O Tribunal de Justiça de Minas Gerais (TJMG), por meio do Centro de Inteligência da Justiça de Minas Gerais (CIJMG), firmou um Termo de Cooperação Técnica (TCT) para auxiliar na condução de um processo estrutural que tramita na Comarca de Itabira, na região Central do estado.

A assinatura do documento foi realizada pela juíza auxiliar da Presidência do TJMG e coordenadora do Núcleo de Cooperação Judiciária (Nucop), Marcela Maria Pereira Amaral Novais, pelo coordenador do CIJMG, juiz Ronaldo de Souza Borges, e pelo juiz da 1ª Vara Cível de Itabira, André Luiz Alves.

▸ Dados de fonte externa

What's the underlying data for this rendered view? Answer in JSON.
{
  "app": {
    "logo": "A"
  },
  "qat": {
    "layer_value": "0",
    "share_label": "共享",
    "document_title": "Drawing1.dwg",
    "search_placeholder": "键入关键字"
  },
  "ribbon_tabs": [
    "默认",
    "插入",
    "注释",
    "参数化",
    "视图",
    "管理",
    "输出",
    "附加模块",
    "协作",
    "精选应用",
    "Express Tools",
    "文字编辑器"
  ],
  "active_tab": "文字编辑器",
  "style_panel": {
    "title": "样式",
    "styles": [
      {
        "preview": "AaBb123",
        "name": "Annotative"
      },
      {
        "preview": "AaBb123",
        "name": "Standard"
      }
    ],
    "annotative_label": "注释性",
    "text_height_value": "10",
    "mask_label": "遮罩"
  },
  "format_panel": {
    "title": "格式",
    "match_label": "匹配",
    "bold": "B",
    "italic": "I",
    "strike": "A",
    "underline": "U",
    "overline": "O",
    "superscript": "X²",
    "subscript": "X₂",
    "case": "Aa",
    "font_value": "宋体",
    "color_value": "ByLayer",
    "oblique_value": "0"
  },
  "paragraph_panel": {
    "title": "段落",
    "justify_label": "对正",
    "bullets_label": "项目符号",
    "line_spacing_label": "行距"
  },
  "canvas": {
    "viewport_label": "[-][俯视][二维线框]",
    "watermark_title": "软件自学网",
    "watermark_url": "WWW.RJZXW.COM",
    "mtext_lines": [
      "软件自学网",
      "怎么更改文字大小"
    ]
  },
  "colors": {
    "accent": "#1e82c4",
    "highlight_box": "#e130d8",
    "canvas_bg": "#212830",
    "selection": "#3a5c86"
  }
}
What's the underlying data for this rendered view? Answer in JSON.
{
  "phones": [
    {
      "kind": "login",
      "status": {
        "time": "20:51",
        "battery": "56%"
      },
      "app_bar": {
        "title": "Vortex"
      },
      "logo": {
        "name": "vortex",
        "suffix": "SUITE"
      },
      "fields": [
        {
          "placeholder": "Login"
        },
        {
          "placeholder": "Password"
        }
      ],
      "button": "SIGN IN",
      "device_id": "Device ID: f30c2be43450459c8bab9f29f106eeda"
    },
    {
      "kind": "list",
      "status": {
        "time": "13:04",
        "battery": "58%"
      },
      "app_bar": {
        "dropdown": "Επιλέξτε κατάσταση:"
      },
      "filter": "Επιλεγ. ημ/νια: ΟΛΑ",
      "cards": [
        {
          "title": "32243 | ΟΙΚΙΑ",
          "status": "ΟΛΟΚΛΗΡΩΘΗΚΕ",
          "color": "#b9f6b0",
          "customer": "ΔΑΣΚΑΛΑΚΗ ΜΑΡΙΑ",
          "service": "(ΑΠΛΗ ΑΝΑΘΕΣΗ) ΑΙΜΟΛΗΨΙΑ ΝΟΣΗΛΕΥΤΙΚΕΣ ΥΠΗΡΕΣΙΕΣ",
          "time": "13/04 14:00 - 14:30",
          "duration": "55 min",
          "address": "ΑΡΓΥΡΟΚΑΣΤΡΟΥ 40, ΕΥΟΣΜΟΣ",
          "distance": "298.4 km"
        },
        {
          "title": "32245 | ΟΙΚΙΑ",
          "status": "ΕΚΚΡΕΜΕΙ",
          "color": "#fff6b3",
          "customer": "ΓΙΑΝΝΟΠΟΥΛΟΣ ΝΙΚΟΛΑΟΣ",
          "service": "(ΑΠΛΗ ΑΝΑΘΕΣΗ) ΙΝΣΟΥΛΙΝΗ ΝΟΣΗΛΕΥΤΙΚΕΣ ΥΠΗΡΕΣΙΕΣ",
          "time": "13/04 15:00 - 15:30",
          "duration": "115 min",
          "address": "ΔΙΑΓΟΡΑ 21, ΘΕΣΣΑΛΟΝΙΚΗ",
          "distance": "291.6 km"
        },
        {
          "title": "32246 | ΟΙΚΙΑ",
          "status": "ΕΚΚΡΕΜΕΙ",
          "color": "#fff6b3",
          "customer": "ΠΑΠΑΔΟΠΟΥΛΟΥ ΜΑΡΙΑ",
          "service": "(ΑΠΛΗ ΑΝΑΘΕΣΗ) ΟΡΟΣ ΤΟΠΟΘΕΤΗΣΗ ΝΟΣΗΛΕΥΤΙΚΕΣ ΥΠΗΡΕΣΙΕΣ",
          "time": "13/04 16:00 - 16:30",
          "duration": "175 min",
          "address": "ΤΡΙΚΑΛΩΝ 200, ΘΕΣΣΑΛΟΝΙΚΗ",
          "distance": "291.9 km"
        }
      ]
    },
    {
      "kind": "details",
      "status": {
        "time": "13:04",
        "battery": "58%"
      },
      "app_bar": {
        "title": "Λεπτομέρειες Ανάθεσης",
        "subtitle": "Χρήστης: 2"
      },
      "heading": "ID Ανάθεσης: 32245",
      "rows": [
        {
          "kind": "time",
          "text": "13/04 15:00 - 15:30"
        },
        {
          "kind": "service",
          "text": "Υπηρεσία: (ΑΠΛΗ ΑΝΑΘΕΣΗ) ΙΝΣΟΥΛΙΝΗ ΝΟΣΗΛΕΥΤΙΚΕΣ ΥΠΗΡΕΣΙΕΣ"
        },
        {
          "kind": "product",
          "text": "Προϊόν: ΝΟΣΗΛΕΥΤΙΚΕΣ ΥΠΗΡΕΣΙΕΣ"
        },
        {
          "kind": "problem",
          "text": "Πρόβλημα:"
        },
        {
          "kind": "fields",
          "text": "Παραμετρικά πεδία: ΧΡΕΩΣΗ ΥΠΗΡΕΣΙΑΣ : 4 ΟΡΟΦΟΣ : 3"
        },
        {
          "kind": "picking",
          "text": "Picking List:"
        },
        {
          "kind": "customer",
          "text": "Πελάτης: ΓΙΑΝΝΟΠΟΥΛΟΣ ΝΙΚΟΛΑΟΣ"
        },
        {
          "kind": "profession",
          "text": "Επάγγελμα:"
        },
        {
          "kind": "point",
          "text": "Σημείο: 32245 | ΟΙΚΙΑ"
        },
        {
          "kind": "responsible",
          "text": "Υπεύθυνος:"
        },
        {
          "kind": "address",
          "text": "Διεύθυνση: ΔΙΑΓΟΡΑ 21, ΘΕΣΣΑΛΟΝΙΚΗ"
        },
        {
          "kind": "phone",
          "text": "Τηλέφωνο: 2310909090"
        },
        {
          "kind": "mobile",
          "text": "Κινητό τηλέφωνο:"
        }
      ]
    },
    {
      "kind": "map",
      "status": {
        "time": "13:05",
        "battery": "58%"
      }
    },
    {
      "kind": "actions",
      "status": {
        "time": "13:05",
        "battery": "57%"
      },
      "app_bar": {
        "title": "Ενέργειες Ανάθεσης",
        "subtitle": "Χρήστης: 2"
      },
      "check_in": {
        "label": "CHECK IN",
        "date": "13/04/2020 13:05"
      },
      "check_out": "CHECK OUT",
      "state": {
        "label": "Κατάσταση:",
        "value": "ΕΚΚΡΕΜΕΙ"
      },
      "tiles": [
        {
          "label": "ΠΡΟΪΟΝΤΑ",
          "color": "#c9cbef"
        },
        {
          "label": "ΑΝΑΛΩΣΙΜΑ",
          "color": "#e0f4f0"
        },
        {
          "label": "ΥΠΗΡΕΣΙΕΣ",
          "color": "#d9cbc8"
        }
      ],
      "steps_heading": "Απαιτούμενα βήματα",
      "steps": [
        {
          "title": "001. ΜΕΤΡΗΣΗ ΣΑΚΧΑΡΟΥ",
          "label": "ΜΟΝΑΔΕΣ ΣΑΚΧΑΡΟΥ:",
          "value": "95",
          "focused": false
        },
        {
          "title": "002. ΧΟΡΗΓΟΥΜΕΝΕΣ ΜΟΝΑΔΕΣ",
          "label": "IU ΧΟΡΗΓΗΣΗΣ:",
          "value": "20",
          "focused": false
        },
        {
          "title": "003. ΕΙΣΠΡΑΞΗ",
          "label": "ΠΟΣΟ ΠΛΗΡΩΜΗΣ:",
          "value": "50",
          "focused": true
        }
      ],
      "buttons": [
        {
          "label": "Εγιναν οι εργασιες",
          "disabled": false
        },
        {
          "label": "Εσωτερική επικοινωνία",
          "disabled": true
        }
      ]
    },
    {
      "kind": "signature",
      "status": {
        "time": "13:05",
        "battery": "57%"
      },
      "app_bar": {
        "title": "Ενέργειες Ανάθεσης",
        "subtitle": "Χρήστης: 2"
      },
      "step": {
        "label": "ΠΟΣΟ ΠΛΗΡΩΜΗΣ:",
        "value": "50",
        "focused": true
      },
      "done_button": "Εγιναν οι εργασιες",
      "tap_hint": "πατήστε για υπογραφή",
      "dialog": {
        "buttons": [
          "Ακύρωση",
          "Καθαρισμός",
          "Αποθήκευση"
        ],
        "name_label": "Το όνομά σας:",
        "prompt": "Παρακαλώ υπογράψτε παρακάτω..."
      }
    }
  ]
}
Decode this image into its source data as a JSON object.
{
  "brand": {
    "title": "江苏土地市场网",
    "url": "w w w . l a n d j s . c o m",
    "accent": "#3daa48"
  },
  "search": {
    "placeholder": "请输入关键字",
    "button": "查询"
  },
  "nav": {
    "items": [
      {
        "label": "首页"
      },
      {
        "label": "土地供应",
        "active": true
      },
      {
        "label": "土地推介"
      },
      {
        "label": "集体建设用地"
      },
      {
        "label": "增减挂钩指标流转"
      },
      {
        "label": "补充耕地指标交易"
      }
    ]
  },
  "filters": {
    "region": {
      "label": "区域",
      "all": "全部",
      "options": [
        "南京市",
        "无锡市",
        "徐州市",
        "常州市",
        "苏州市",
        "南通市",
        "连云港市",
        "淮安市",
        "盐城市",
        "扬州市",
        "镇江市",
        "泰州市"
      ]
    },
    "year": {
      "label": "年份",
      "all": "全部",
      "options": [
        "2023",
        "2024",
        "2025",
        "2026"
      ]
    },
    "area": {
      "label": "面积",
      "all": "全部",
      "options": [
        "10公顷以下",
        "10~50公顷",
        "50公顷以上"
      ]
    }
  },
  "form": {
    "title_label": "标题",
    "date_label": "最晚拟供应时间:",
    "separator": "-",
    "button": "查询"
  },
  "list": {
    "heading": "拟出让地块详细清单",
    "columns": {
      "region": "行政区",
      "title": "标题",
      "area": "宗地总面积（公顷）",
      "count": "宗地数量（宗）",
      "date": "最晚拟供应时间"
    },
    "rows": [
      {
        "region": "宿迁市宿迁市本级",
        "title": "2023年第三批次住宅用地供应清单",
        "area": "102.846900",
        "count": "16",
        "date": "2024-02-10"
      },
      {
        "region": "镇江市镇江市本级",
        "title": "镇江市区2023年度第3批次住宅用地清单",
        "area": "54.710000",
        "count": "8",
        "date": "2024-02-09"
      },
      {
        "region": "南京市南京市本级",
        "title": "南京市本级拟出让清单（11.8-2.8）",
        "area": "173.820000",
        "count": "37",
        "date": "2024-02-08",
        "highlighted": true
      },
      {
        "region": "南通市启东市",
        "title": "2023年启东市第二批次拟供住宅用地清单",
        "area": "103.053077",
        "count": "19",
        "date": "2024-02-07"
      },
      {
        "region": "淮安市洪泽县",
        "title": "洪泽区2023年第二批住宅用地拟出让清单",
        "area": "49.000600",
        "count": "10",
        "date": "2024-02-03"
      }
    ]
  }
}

Suporte técnico no caso das barragens do Sistema Pontal

O acordo estabelece uma parceria entre o CIJMG, por meio de sua Comissão Temática de Demandas Estruturais, de Alta Complexidade e da Saúde, e a 1ª Vara Cível de Itabira. A intenção é oferecer suporte técnico-jurídico ao juízo local na gestão do processo, especialmente na identificação e aplicação de ferramentas que contribuam para a solução do litígio estrutural.

A Ação Civil Pública (ACP), movida pelo Ministério Público de Minas Gerais (MPMG) contra a Vale S/A, está em fase de cumprimento provisório e envolve danos e riscos ambientais e socioeconômicos ligados às barragens do Sistema Pontal.
Decisão da Justiça reconheceu falhas estruturais e risco de rompimento, determinando a realocação de famílias, o reassentamento de comunidades afetadas, a transferência de estruturas e a reparação integral dos prejuízos.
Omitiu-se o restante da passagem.